Départ à 6 heures du matin. Nous gagnons le plateau bas, nu, pierreux et ondulé qui forme le bord oriental de la plaine, et, le coupant obliquement, nous nous trouvons bientôt à une crête : au-dessous, apparaissent à nos pieds l’Ouad Iliṛ, ses dattiers et son qçar. Je retrouve les palmiers après trois mois d’absence. Une descente rapide à travers les rochers m’amène au fond de la vallée ; il est couvert de cultures ombragées de bou souaïr ; l’Ouad S. Moḥammed ou Iạqob, qu’on appelle aussi Ouad Iliṛ, coule au milieu, n’ayant que 2 mètres d’eau dans un lit de 50 mètres. Le qçar d’Iliṛ est sur la rive gauche. J’y entre à 8 heures du matin.

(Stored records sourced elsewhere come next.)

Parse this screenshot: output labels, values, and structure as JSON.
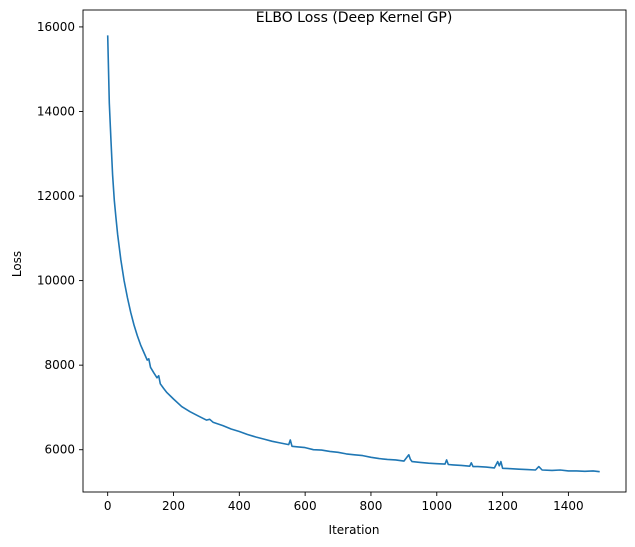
{
  "chart_data": {
    "type": "line",
    "title": "ELBO Loss (Deep Kernel GP)",
    "xlabel": "Iteration",
    "ylabel": "Loss",
    "xlim": [
      -75,
      1575
    ],
    "ylim": [
      5000,
      16400
    ],
    "xticks": [
      0,
      200,
      400,
      600,
      800,
      1000,
      1200,
      1400
    ],
    "xtick_labels": [
      "0",
      "200",
      "400",
      "600",
      "800",
      "1000",
      "1200",
      "1400"
    ],
    "yticks": [
      6000,
      8000,
      10000,
      12000,
      14000,
      16000
    ],
    "ytick_labels": [
      "6000",
      "8000",
      "10000",
      "12000",
      "14000",
      "16000"
    ],
    "grid": false,
    "series": [
      {
        "color": "#1f77b4",
        "x": [
          0,
          5,
          10,
          15,
          20,
          25,
          30,
          40,
          50,
          60,
          70,
          80,
          90,
          100,
          110,
          120,
          125,
          130,
          140,
          150,
          155,
          160,
          170,
          180,
          200,
          225,
          250,
          275,
          300,
          310,
          320,
          350,
          375,
          400,
          425,
          450,
          475,
          500,
          525,
          550,
          555,
          560,
          575,
          600,
          625,
          650,
          675,
          700,
          725,
          750,
          775,
          800,
          825,
          850,
          875,
          900,
          915,
          920,
          925,
          950,
          975,
          1000,
          1025,
          1030,
          1035,
          1050,
          1075,
          1100,
          1105,
          1110,
          1125,
          1150,
          1175,
          1185,
          1190,
          1195,
          1200,
          1225,
          1250,
          1275,
          1300,
          1310,
          1320,
          1350,
          1375,
          1400,
          1425,
          1450,
          1475,
          1495
        ],
        "y": [
          15800,
          14200,
          13300,
          12500,
          11900,
          11500,
          11100,
          10500,
          10000,
          9600,
          9250,
          8950,
          8700,
          8480,
          8300,
          8120,
          8150,
          7950,
          7820,
          7700,
          7750,
          7560,
          7450,
          7350,
          7200,
          7020,
          6900,
          6800,
          6700,
          6720,
          6650,
          6570,
          6490,
          6430,
          6360,
          6300,
          6250,
          6200,
          6160,
          6120,
          6230,
          6080,
          6070,
          6050,
          6000,
          5990,
          5960,
          5940,
          5900,
          5880,
          5860,
          5820,
          5790,
          5770,
          5760,
          5730,
          5880,
          5770,
          5720,
          5700,
          5680,
          5670,
          5660,
          5760,
          5650,
          5640,
          5630,
          5610,
          5690,
          5600,
          5600,
          5590,
          5570,
          5720,
          5620,
          5720,
          5560,
          5550,
          5540,
          5530,
          5520,
          5600,
          5520,
          5510,
          5520,
          5500,
          5500,
          5490,
          5500,
          5480
        ]
      }
    ]
  }
}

Qçar d’Ilir et vallée de l’Ouad S. Mohammed ou Iaqob. (Vue prise du flanc gauche de la vallée, en amont d’Ilir.)

Croquis de l’auteur.

Je m’installe à Iliṛ chez un ami du Ḥadj. Le qçar est grand et riche : la population, composée de Chellaḥa, en est nombreuse ; bien que voisine des Aït Jellal, elle est indépendante et les nomades ne peuvent rien sur elle. Iliṛ est bâtie partie en pierre, partie en pisé, ce dernier dominant.

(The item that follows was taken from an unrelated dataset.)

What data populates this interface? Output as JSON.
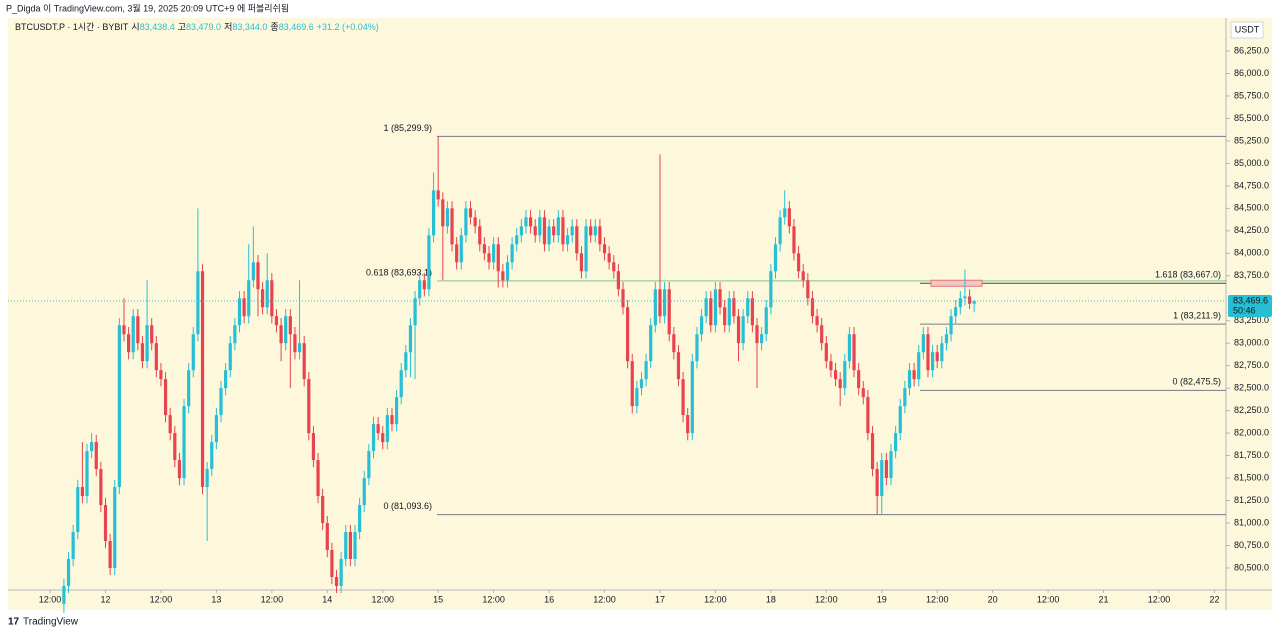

Hier, nous sommes, depuis le col d’Azrar, restés dans le désert : nous eussions pu, en continuant à descendre l’Ouad S. Moḥammed ou Iạqob, marcher en terre habitée. C’est à dessein que nous avons fait le contraire. Quand on est peu nombreux, qu’on n’a pas de zeṭaṭ du pays et de zeṭaṭ puissant, il est de règle d’éviter les centres ; la vue de voyageurs en petite troupe et mal escortés inspire à ceux devant qui ils passent la pensée de courir à leur poursuite et de les piller : c’est un danger de tous les instants en contrée peuplée. On s’y soustrait en échappant aux regards et en prenant les chemins déserts. C’est pour ce motif que, dans la vallée du Sous, au lieu d’aller de village en village le long les rives du fleuve, nous avons passé au nord, traversant tantôt des forêts, tantôt des prairies, nous tenant sans cesse à l’écart des centres. Du col d’Azrar à Iliṛ, c’est pour éviter les campements des Aït Jellal, situés le long de l’Ouad S. Moḥammed ou Iạqob, que nous avons pris par le désert d’Imi n Tels. Les Musulmans de ces contrées, quand ils voyagent sans ạnaïa et sans escorte ont deux principes : marcher de nuit dans les endroits très dangereux ; choisir toujours les chemins les moins fréquentés et les plus déserts.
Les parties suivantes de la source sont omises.